キーマンズネットは2019年3月15日〜29日にわたり「無線LANの利用状況に関する調査」を実施した。全回答者数251人のうち「情報システム部門で主に導入・検討や運用に関わる立場」41.4%、「一般部門で主にユーザーとして利用する立場」37.8%、「顧客に販売するベンダー・SIerとしての立場」14.7%などと続く内訳であった。

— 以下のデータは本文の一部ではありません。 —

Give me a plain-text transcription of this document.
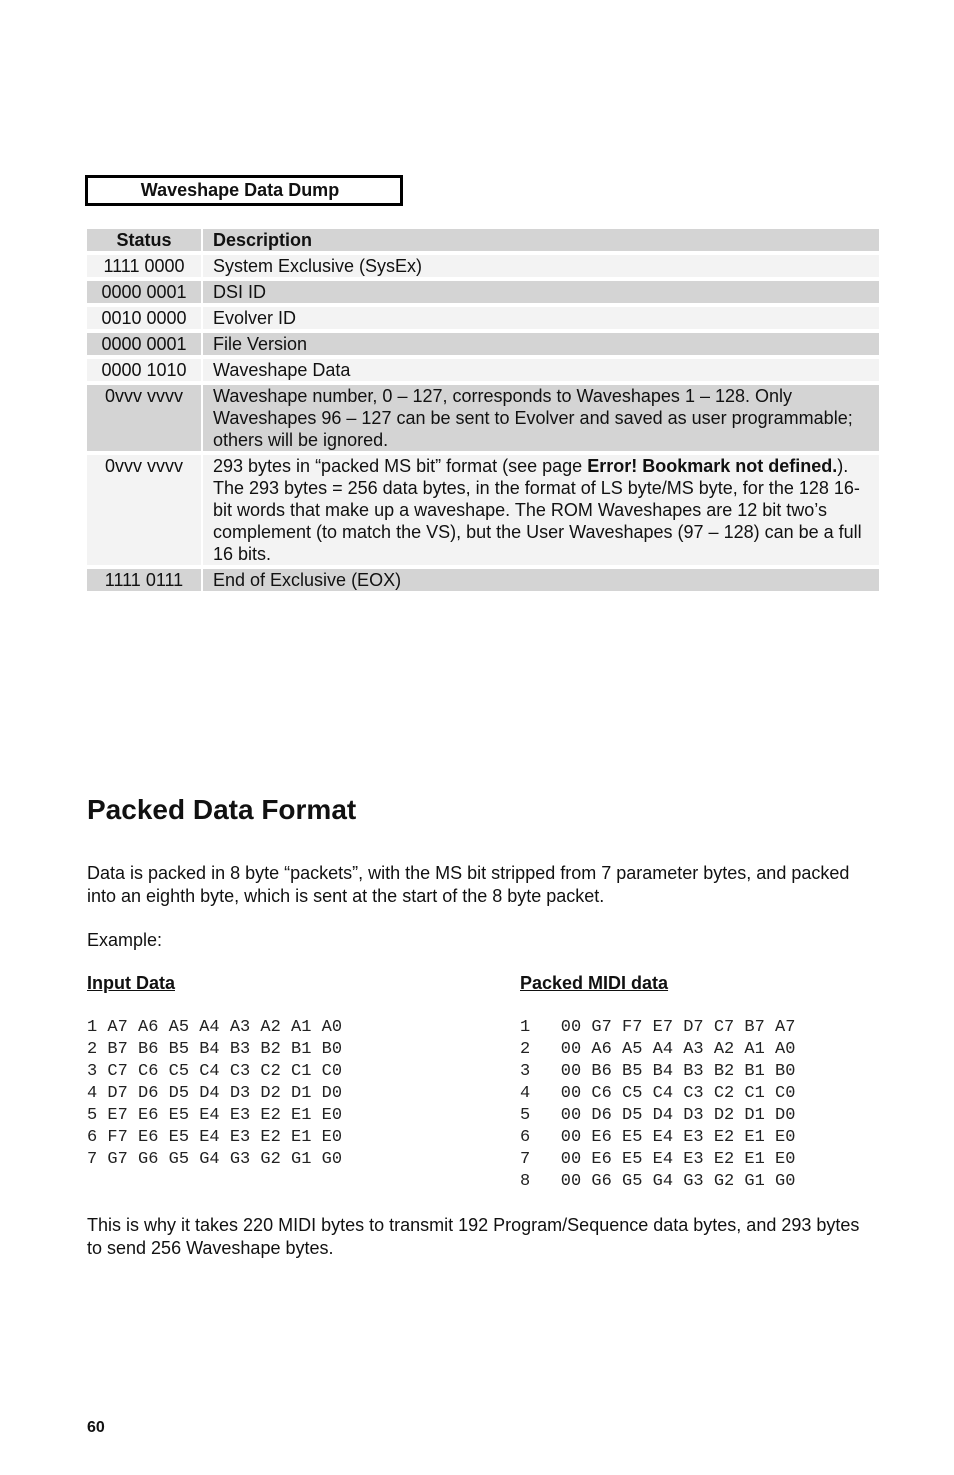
Waveshape Data Dump
Status	Description
1111 0000	System Exclusive (SysEx)
0000 0001	DSI ID
0010 0000	Evolver ID
0000 0001	File Version
0000 1010	Waveshape Data
0vvv vvvv	Waveshape number, 0 – 127, corresponds to Waveshapes 1 – 128. Only Waveshapes 96 – 127 can be sent to Evolver and saved as user programmable; others will be ignored.
0vvv vvvv	293 bytes in “packed MS bit” format (see page Error! Bookmark not defined.). The 293 bytes = 256 data bytes, in the format of LS byte/MS byte, for the 128 16-bit words that make up a waveshape. The ROM Waveshapes are 12 bit two’s complement (to match the VS), but the User Waveshapes (97 – 128) can be a full 16 bits.
1111 0111	End of Exclusive (EOX)
Packed Data Format

Data is packed in 8 byte “packets”, with the MS bit stripped from 7 parameter bytes, and packed into an eighth byte, which is sent at the start of the 8 byte packet.

Example:

Input Data	Packed MIDI data
1 A7 A6 A5 A4 A3 A2 A1 A0
2 B7 B6 B5 B4 B3 B2 B1 B0
3 C7 C6 C5 C4 C3 C2 C1 C0
4 D7 D6 D5 D4 D3 D2 D1 D0
5 E7 E6 E5 E4 E3 E2 E1 E0
6 F7 E6 E5 E4 E3 E2 E1 E0
7 G7 G6 G5 G4 G3 G2 G1 G0
1   00 G7 F7 E7 D7 C7 B7 A7
2   00 A6 A5 A4 A3 A2 A1 A0
3   00 B6 B5 B4 B3 B2 B1 B0
4   00 C6 C5 C4 C3 C2 C1 C0
5   00 D6 D5 D4 D3 D2 D1 D0
6   00 E6 E5 E4 E3 E2 E1 E0
7   00 E6 E5 E4 E3 E2 E1 E0
8   00 G6 G5 G4 G3 G2 G1 G0

This is why it takes 220 MIDI bytes to transmit 192 Program/Sequence data bytes, and 293 bytes to send 256 Waveshape bytes.

60
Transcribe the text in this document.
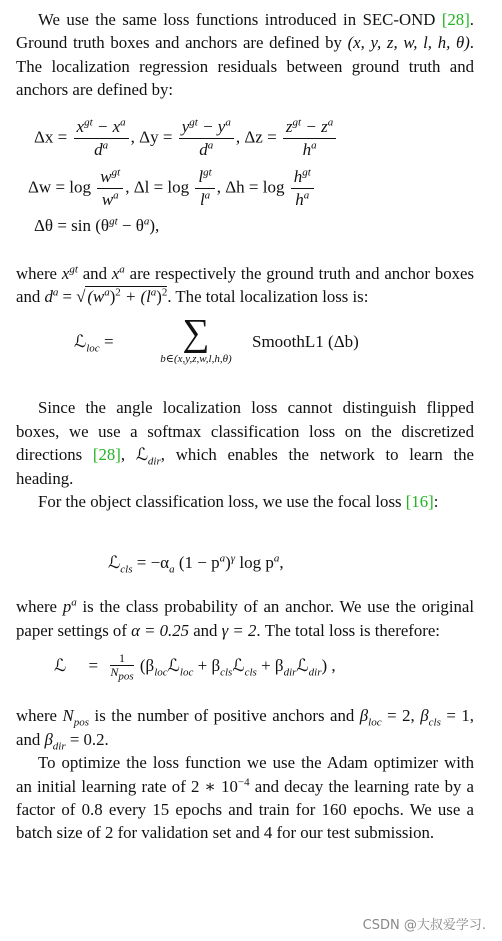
We use the same loss functions introduced in SEC-OND [28]. Ground truth boxes and anchors are defined by (x, y, z, w, l, h, θ). The localization regression residuals between ground truth and anchors are defined by:

$\Delta x = \frac{x^{gt} - x^a}{d^a}$ , $\Delta y = \frac{y^{gt} - y^a}{d^a}$ , $\Delta z = \frac{z^{gt} - z^a}{h^a}$
$\Delta w = \log \frac{w^{gt}}{w^a}$ , $\Delta l = \log \frac{l^{gt}}{l^a}$ , $\Delta h = \log \frac{h^{gt}}{h^a}$
$\Delta\theta = \sin (\theta^{gt} - \theta^a)$,

where $x^{gt}$ and $x^a$ are respectively the ground truth and anchor boxes and $d^a$ = √ $(w^a)^2 + (l^a)^2$. The total localization loss is:

ℒ$_{loc}$ =	∑
b∈(x,y,z,w,l,h,θ)
SmoothL1 (Δb)

Since the angle localization loss cannot distinguish flipped boxes, we use a softmax classification loss on the discretized directions [28], ℒ$_{dir}$, which enables the network to learn the heading.

For the object classification loss, we use the focal loss [16]:

ℒ$_{cls}$ = $-\alpha_a$ $(1 - p^a)^\gamma$ $\log p^a$,

where $p^a$ is the class probability of an anchor. We use the original paper settings of α = 0.25 and γ = 2. The total loss is therefore:

ℒ = $\frac{1}{N_{pos}}$ ($\beta_{loc}ℒ_{loc}$ + $\beta_{cls}ℒ_{cls}$ + $\beta_{dir}ℒ_{dir}$) ,

where $N_{pos}$ is the number of positive anchors and $\beta_{loc} = 2$, $\beta_{cls} = 1$, and $\beta_{dir} = 0.2$.

To optimize the loss function we use the Adam optimizer with an initial learning rate of 2 ∗ $10^{-4}$ and decay the learning rate by a factor of 0.8 every 15 epochs and train for 160 epochs. We use a batch size of 2 for validation set and 4 for our test submission.

CSDN @大叔爱学习.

今回は「無線LANの導入率」や「満足度」「導入済み・導入検討中の無線LAN規格」「接続するクライアント端末」など、企業における無線LANの導入状況に関する質問を展開した。なお、グラフ内で使用している合計値と合計欄の値が丸め誤差により一致しない場合があるので、事前にご了承いただきたい。
モバイルデバイスの活用やフリーアドレス化、そして最近では旧来型の大仰な会議ではなくハドルミーティングといった会議スタイルを取り入れる組織もあり、無線LANは企業の業務においてますます欠かせない存在となっている。

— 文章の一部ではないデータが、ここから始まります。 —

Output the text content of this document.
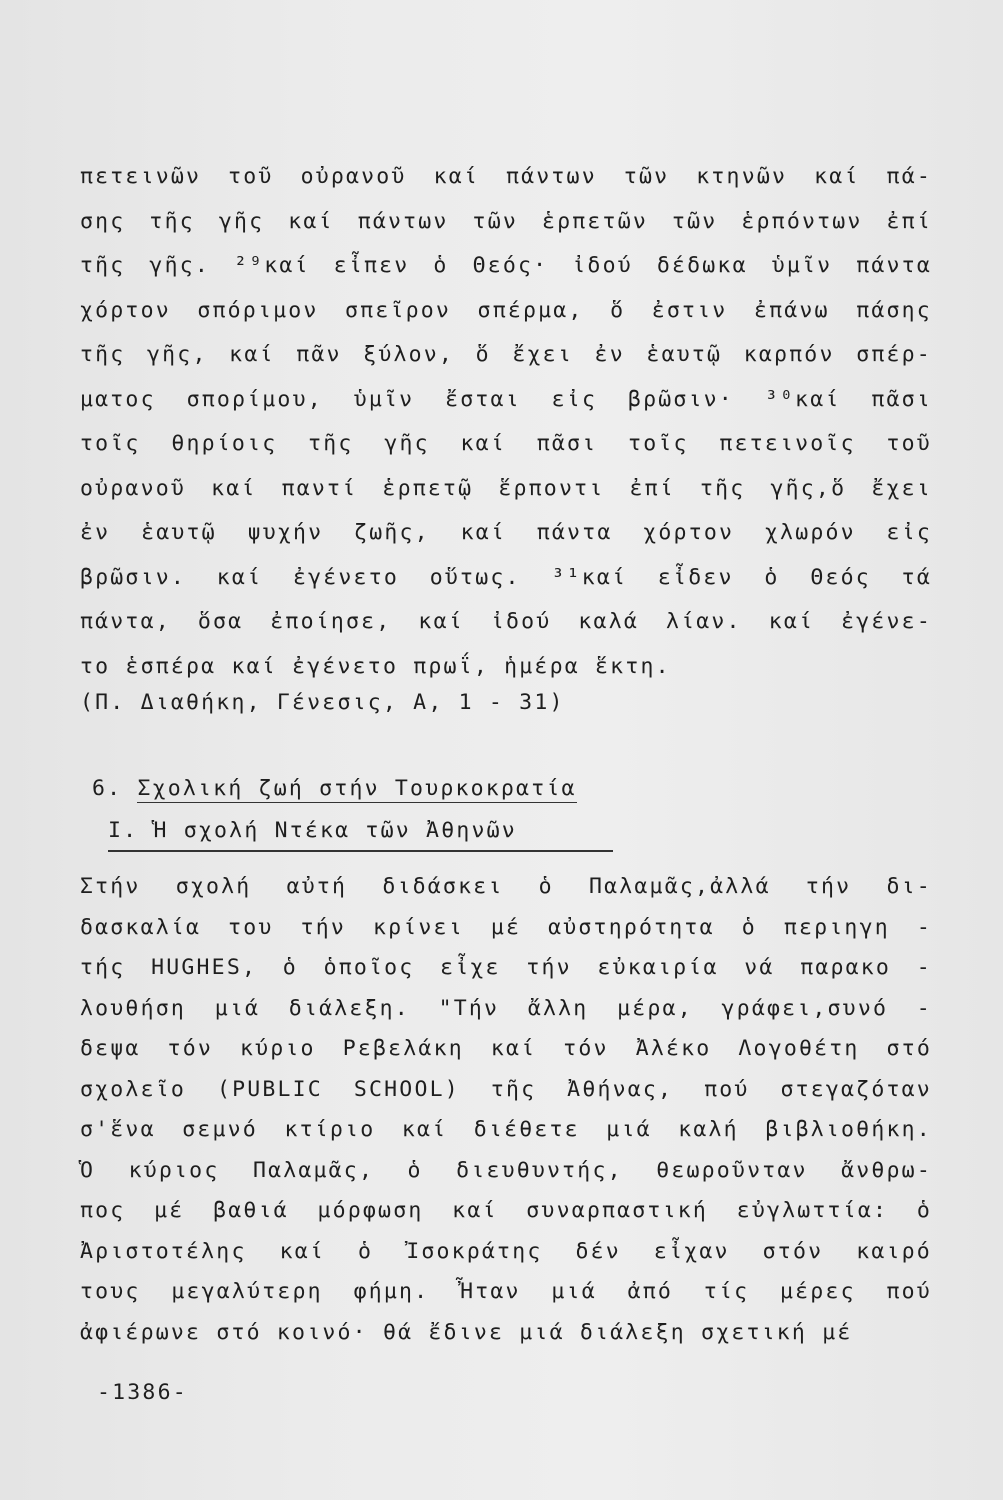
πετεινῶν τοῦ οὐρανοῦ καί πάντων τῶν κτηνῶν καί πά-
σης τῆς γῆς καί πάντων τῶν ἑρπετῶν τῶν ἑρπόντων ἐπί
τῆς γῆς. ²⁹καί εἶπεν ὁ Θεός· ἰδού δέδωκα ὑμῖν πάντα
χόρτον σπόριμον σπεῖρον σπέρμα, ὅ ἐστιν ἐπάνω πάσης
τῆς γῆς, καί πᾶν ξύλον, ὅ ἔχει ἐν ἑαυτῷ καρπόν σπέρ-
ματος σπορίμου, ὑμῖν ἔσται εἰς βρῶσιν· ³⁰καί πᾶσι
τοῖς θηρίοις τῆς γῆς καί πᾶσι τοῖς πετεινοῖς τοῦ
οὐρανοῦ καί παντί ἑρπετῷ ἕρποντι ἐπί τῆς γῆς,ὅ ἔχει
ἐν ἑαυτῷ ψυχήν ζωῆς, καί πάντα χόρτον χλωρόν εἰς
βρῶσιν. καί ἐγένετο οὕτως. ³¹καί εἶδεν ὁ Θεός τά
πάντα, ὅσα ἐποίησε, καί ἰδού καλά λίαν. καί ἐγένε-
το
ἑσπέρα
καί
ἐγένετο
πρωΐ,
ἡμέρα
ἕκτη.
(Π. Διαθήκη, Γένεσις, Α, 1 - 31)
6. Σχολική ζωή στήν Τουρκοκρατία
I. Ἡ σχολή Ντέκα τῶν Ἀθηνῶν
Στήν σχολή αὐτή διδάσκει ὁ Παλαμᾶς,ἀλλά τήν δι-
δασκαλία του τήν κρίνει μέ αὐστηρότητα ὁ περιηγη -
τής HUGHES, ὁ ὁποῖος εἶχε τήν εὐκαιρία νά παρακο -
λουθήση μιά διάλεξη. "Τήν ἄλλη μέρα, γράφει,συνό -
δεψα τόν κύριο Ρεβελάκη καί τόν Ἀλέκο Λογοθέτη στό
σχολεῖο (PUBLIC SCHOOL) τῆς Ἀθήνας, πού στεγαζόταν
σ'ἕνα σεμνό κτίριο καί διέθετε μιά καλή βιβλιοθήκη.
Ὁ κύριος Παλαμᾶς, ὁ διευθυντής, θεωροῦνταν ἄνθρω-
πος μέ βαθιά μόρφωση καί συναρπαστική εὐγλωττία: ὁ
Ἀριστοτέλης καί ὁ Ἰσοκράτης δέν εἶχαν στόν καιρό
τους μεγαλύτερη φήμη. Ἦταν μιά ἀπό τίς μέρες πού
ἀφιέρωνε
στό
κοινό·
θά
ἔδινε
μιά
διάλεξη
σχετική
μέ
-1386-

そこで、まず読者に対して勤務先での無線LANの導入状況を尋ねたところ、「既に導入済みである」とした層が85.7%と8割以上が何らかの無線LANを導入していることが分かった。対して、「導入しておらず、今後も導入の予定はない」と回答した割合は9.2%、「現在は利用していないが、導入を検討中」5.2%と続いた(図1)。

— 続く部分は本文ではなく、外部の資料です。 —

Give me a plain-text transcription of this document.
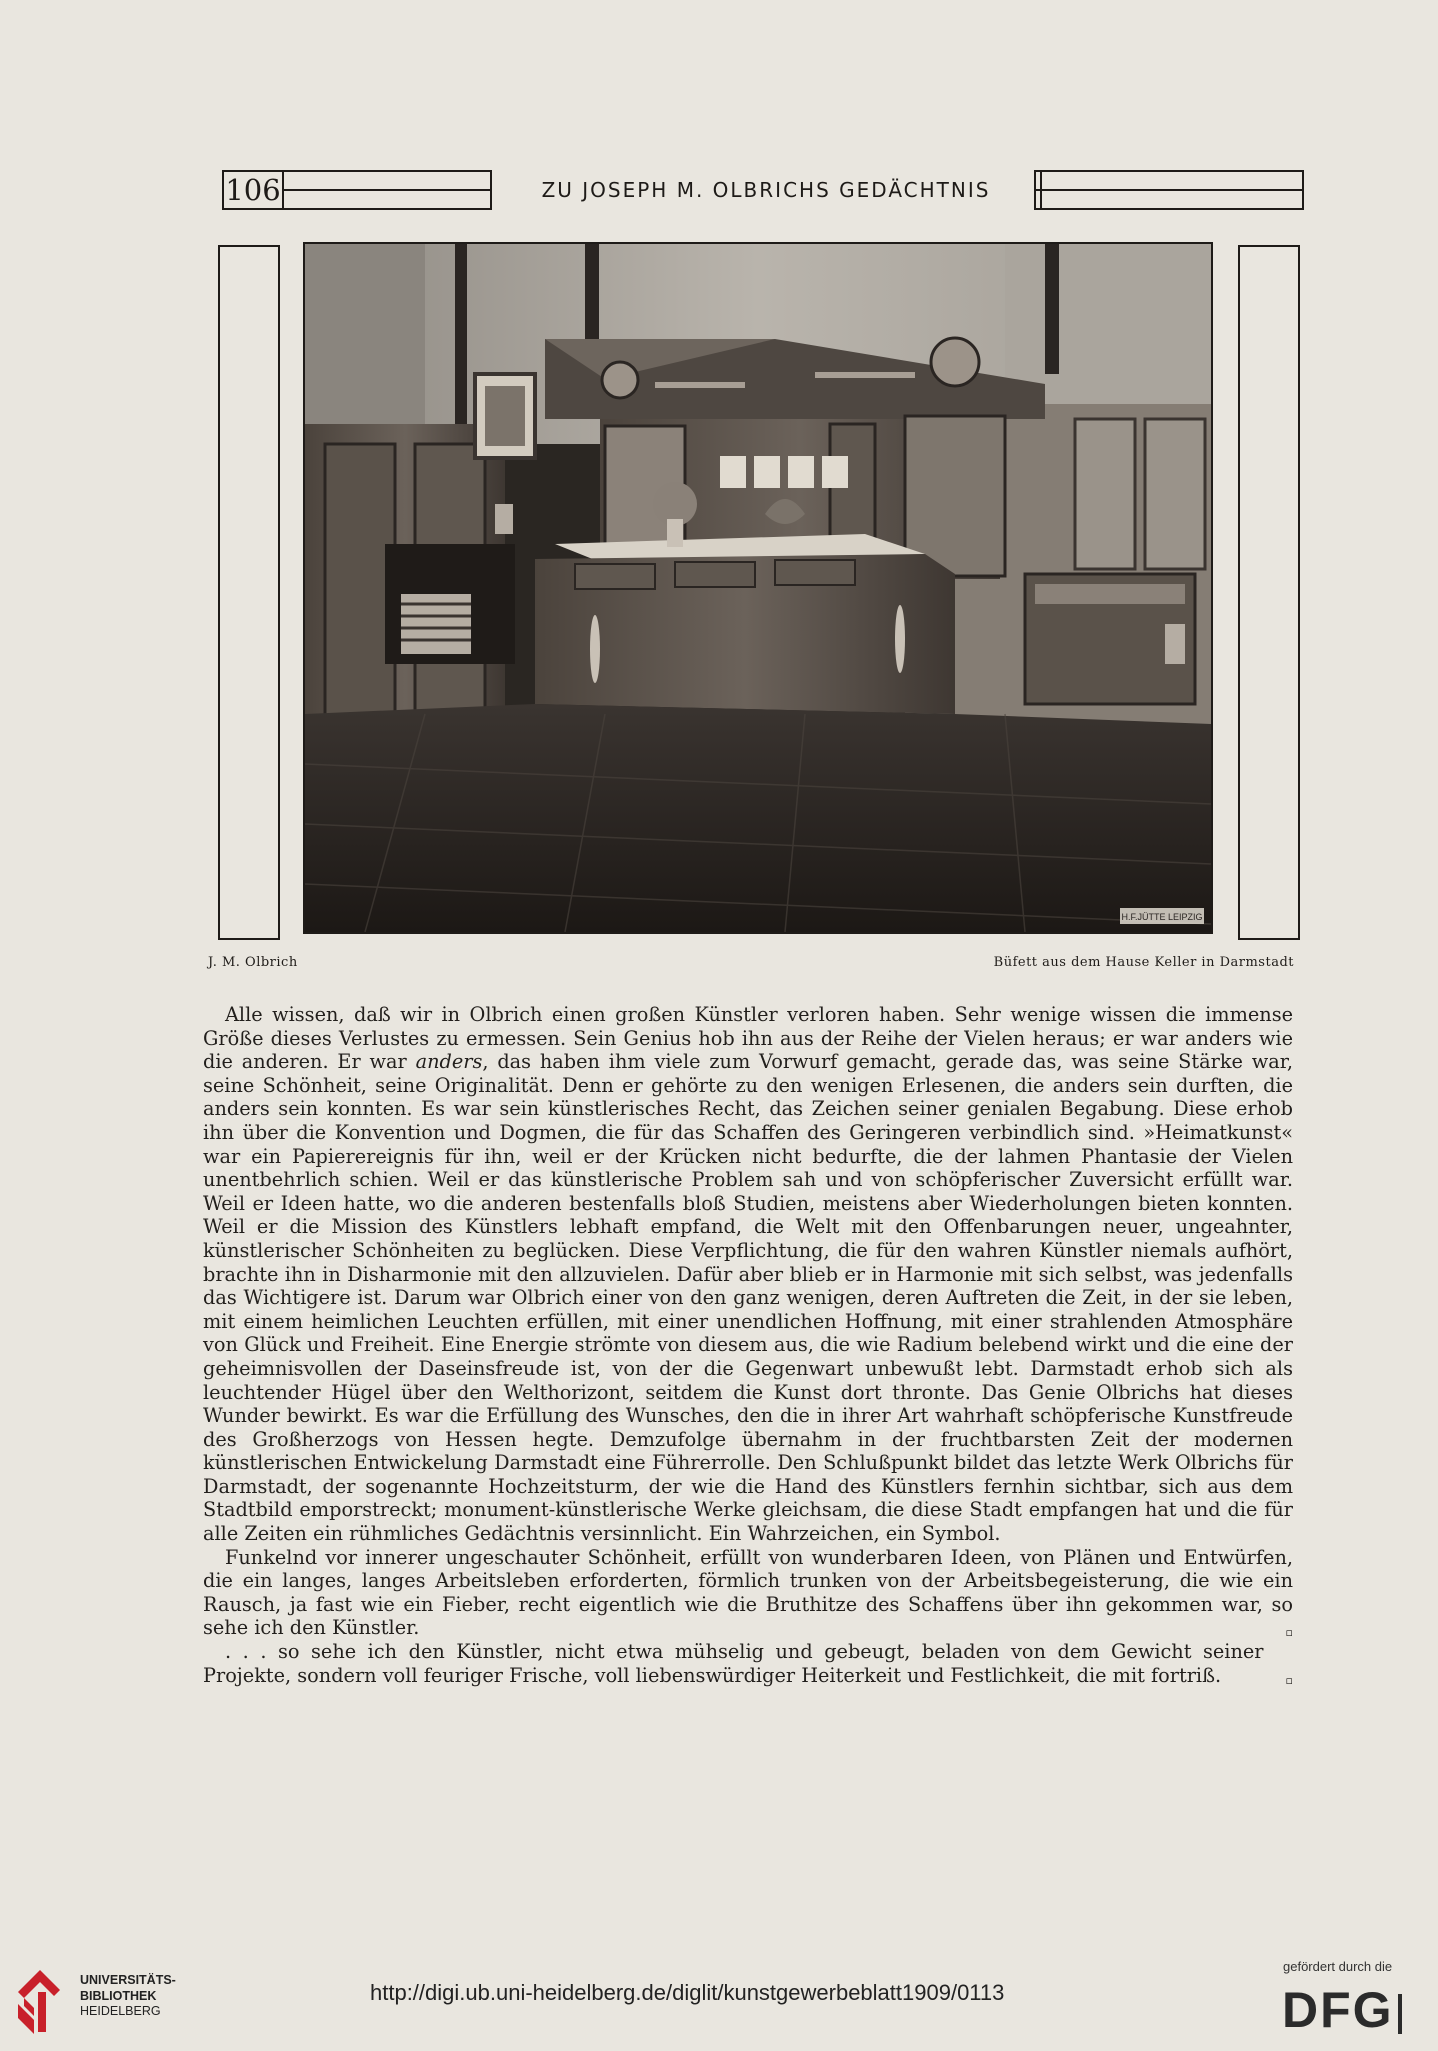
106	ZU JOSEPH M. OLBRICHS GEDÄCHTNIS
H.F.JÜTTE LEIPZIG
J. M. Olbrich	Büfett aus dem Hause Keller in Darmstadt

Alle wissen, daß wir in Olbrich einen großen Künstler verloren haben. Sehr wenige wissen die immense Größe dieses Verlustes zu ermessen. Sein Genius hob ihn aus der Reihe der Vielen heraus; er war anders wie die anderen. Er war anders, das haben ihm viele zum Vorwurf gemacht, gerade das, was seine Stärke war, seine Schönheit, seine Originalität. Denn er gehörte zu den wenigen Erlesenen, die anders sein durften, die anders sein konnten. Es war sein künstlerisches Recht, das Zeichen seiner genialen Begabung. Diese erhob ihn über die Konvention und Dogmen, die für das Schaffen des Geringeren verbindlich sind. »Heimatkunst« war ein Papierereignis für ihn, weil er der Krücken nicht bedurfte, die der lahmen Phantasie der Vielen unentbehrlich schien. Weil er das künstlerische Problem sah und von schöpferischer Zuversicht erfüllt war. Weil er Ideen hatte, wo die anderen bestenfalls bloß Studien, meistens aber Wiederholungen bieten konnten. Weil er die Mission des Künstlers lebhaft empfand, die Welt mit den Offenbarungen neuer, ungeahnter, künstlerischer Schönheiten zu beglücken. Diese Verpflichtung, die für den wahren Künstler niemals aufhört, brachte ihn in Disharmonie mit den allzuvielen. Dafür aber blieb er in Harmonie mit sich selbst, was jedenfalls das Wichtigere ist. Darum war Olbrich einer von den ganz wenigen, deren Auftreten die Zeit, in der sie leben, mit einem heimlichen Leuchten erfüllen, mit einer unendlichen Hoffnung, mit einer strahlenden Atmosphäre von Glück und Freiheit. Eine Energie strömte von diesem aus, die wie Radium belebend wirkt und die eine der geheimnisvollen der Daseinsfreude ist, von der die Gegenwart unbewußt lebt. Darmstadt erhob sich als leuchtender Hügel über den Welthorizont, seitdem die Kunst dort thronte. Das Genie Olbrichs hat dieses Wunder bewirkt. Es war die Erfüllung des Wunsches, den die in ihrer Art wahrhaft schöpferische Kunstfreude des Großherzogs von Hessen hegte. Demzufolge übernahm in der fruchtbarsten Zeit der modernen künstlerischen Entwickelung Darmstadt eine Führerrolle. Den Schlußpunkt bildet das letzte Werk Olbrichs für Darmstadt, der sogenannte Hochzeitsturm, der wie die Hand des Künstlers fernhin sichtbar, sich aus dem Stadtbild emporstreckt; monument-künstlerische Werke gleichsam, die diese Stadt empfangen hat und die für alle Zeiten ein rühmliches Gedächtnis versinnlicht. Ein Wahrzeichen, ein Symbol.

Funkelnd vor innerer ungeschauter Schönheit, erfüllt von wunderbaren Ideen, von Plänen und Entwürfen, die ein langes, langes Arbeitsleben erforderten, förmlich trunken von der Arbeitsbegeisterung, die wie ein Rausch, ja fast wie ein Fieber, recht eigentlich wie die Bruthitze des Schaffens über ihn gekommen war, so sehe ich den Künstler.	▫

. . . so sehe ich den Künstler, nicht etwa mühselig und gebeugt, beladen von dem Gewicht seiner Projekte, sondern voll feuriger Frische, voll liebenswürdiger Heiterkeit und Festlichkeit, die mit fortriß.	▫

UNIVERSITÄTS-
BIBLIOTHEK
HEIDELBERG
http://digi.ub.uni-heidelberg.de/diglit/kunstgewerbeblatt1909/0113
gefördert durch die
DFG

8割以上と大多数が無線LANを必要としている中で、「導入しておらず、今後も導入の予定はない」としたのはなぜか。回答者にその理由を尋ねたところ「セキュリティに不安がある」65.2%、「導入・運用コストがかかる」30.4%、「回線速度に不安がある」「現在の通信環境に満足している」が同率で21.7%、「保守・サポートサービスに不安がある」13.0%と続いた。
無線LANの導入目的では「会議室や打ち合わせスペースでノートPCを持ち込むため」65.8%、「配線の煩雑さを解消するため」50.0%、「柔軟なオフィスレイアウト(フリーアドレスなど)を実現するため」43.0%、「社内でタブレットやスマートフォンを活用するため」40.4%などが上位を占めた(図2)。
2018年に実施した同調査と比較して最も伸び率が高かったのが「社内でタブレットやスマートフォンを活用するため」とした割合であった。2018年は32.6%だったのに対し、今回の調査では40.4%と7.8ポイント増加した。社内の設備や環境を整備することで、従来型の働き方からの脱却を図る企業努力が垣間見えた。